In this study, female goats were orally exposed to PCB126 or PCB153, at 49 ng/kg body weight per day and 98 microg/kg body weight per day respectively, from gestational day 60 until delivery at approximately day 150. Exposure of the offspring continued via lactation until postnatal day 40. Reproductive toxicity in the male offspring was studied by the evaluation of conventional reproductive endpoints as well as flow cytometric analyses of spermatogenesis and sperm chromatin structure. PCB153-treated animals showed a significant smaller testis diameter in comparison to the control group. Neither of the treated groups showed differences for plasma FSH in comparison to controls. PCB153-treated animals differed significantly from the control group with respect to plasma LH and testosterone levels, whereas PCB126-treated animals only differed from the controls in plasma testosterone concentrations. Neither the PCB126 nor the PCB153 group differed from the controls with respect to the conventional sperm parameters or testis histology.
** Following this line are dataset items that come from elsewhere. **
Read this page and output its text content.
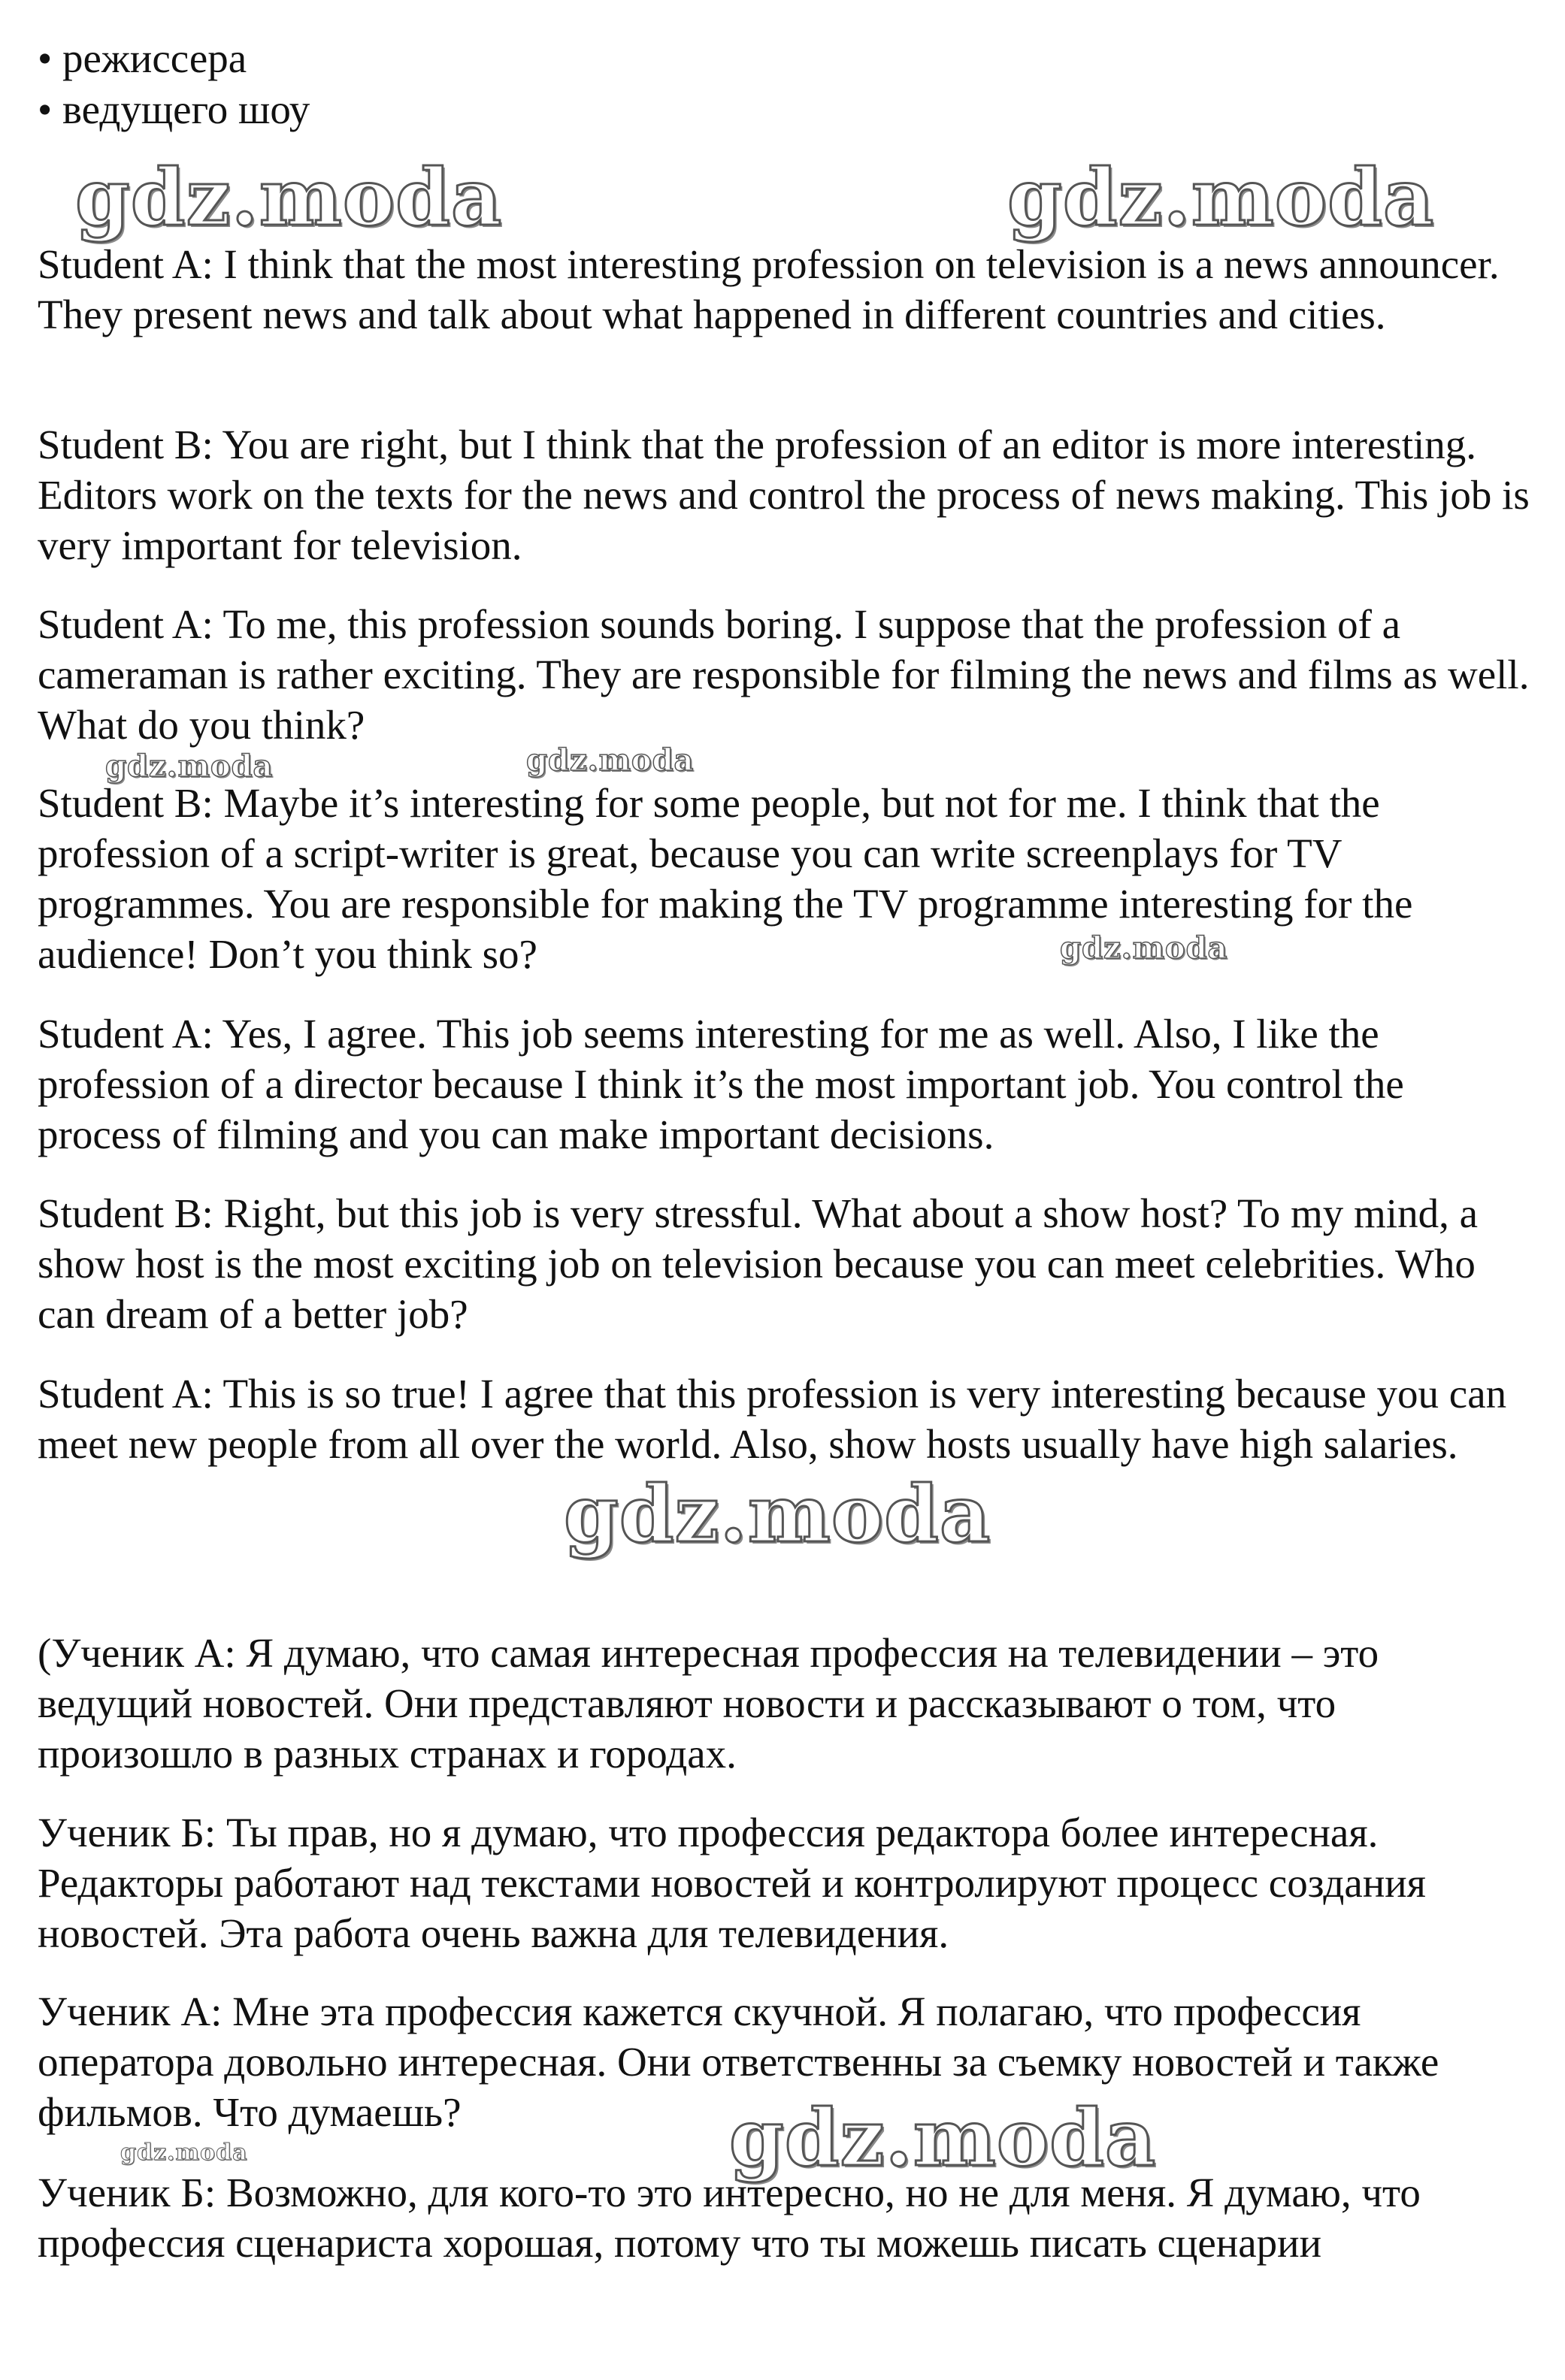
• режиссера
• ведущего шоу

Student A: I think that the most interesting profession on television is a news announcer. They present news and talk about what happened in different countries and cities.

Student B: You are right, but I think that the profession of an editor is more interesting. Editors work on the texts for the news and control the process of news making. This job is very important for television.

Student A: To me, this profession sounds boring. I suppose that the profession of a cameraman is rather exciting. They are responsible for filming the news and films as well. What do you think?

Student B: Maybe it’s interesting for some people, but not for me. I think that the profession of a script-writer is great, because you can write screenplays for TV programmes. You are responsible for making the TV programme interesting for the audience! Don’t you think so?

Student A: Yes, I agree. This job seems interesting for me as well. Also, I like the profession of a director because I think it’s the most important job. You control the process of filming and you can make important decisions.

Student B: Right, but this job is very stressful. What about a show host? To my mind, a show host is the most exciting job on television because you can meet celebrities. Who can dream of a better job?

Student A: This is so true! I agree that this profession is very interesting because you can meet new people from all over the world. Also, show hosts usually have high salaries.

(Ученик А: Я думаю, что самая интересная профессия на телевидении – это ведущий новостей. Они представляют новости и рассказывают о том, что произошло в разных странах и городах.

Ученик Б: Ты прав, но я думаю, что профессия редактора более интересная. Редакторы работают над текстами новостей и контролируют процесс создания новостей. Эта работа очень важна для телевидения.

Ученик А: Мне эта профессия кажется скучной. Я полагаю, что профессия оператора довольно интересная. Они ответственны за съемку новостей и также фильмов. Что думаешь?

Ученик Б: Возможно, для кого-то это интересно, но не для меня. Я думаю, что профессия сценариста хорошая, потому что ты можешь писать сценарии

gdz.moda	gdz.moda
gdz.moda	gdz.moda
gdz.moda
gdz.moda
gdz.moda
gdz.moda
A significant lower ratio of interstitium area to seminiferous tubules area and proportion of diploid testis cells were observed for the PCB153 group. Sperm from PCB153-treated animals showed a significantly higher percentage of sperm with damaged DNA. From the results of the present study it was concluded that PCB153 was able to induce alterations in reproductive endpoints related to the hypothalamic-pituitary-axis as well as to the testis. The effects observed in male kids after a long-term maternal exposure to PCB153 support the concept that exposure to endocrine-disrupting compounds during foetal development may lead to adverse reproductive effects in adult life.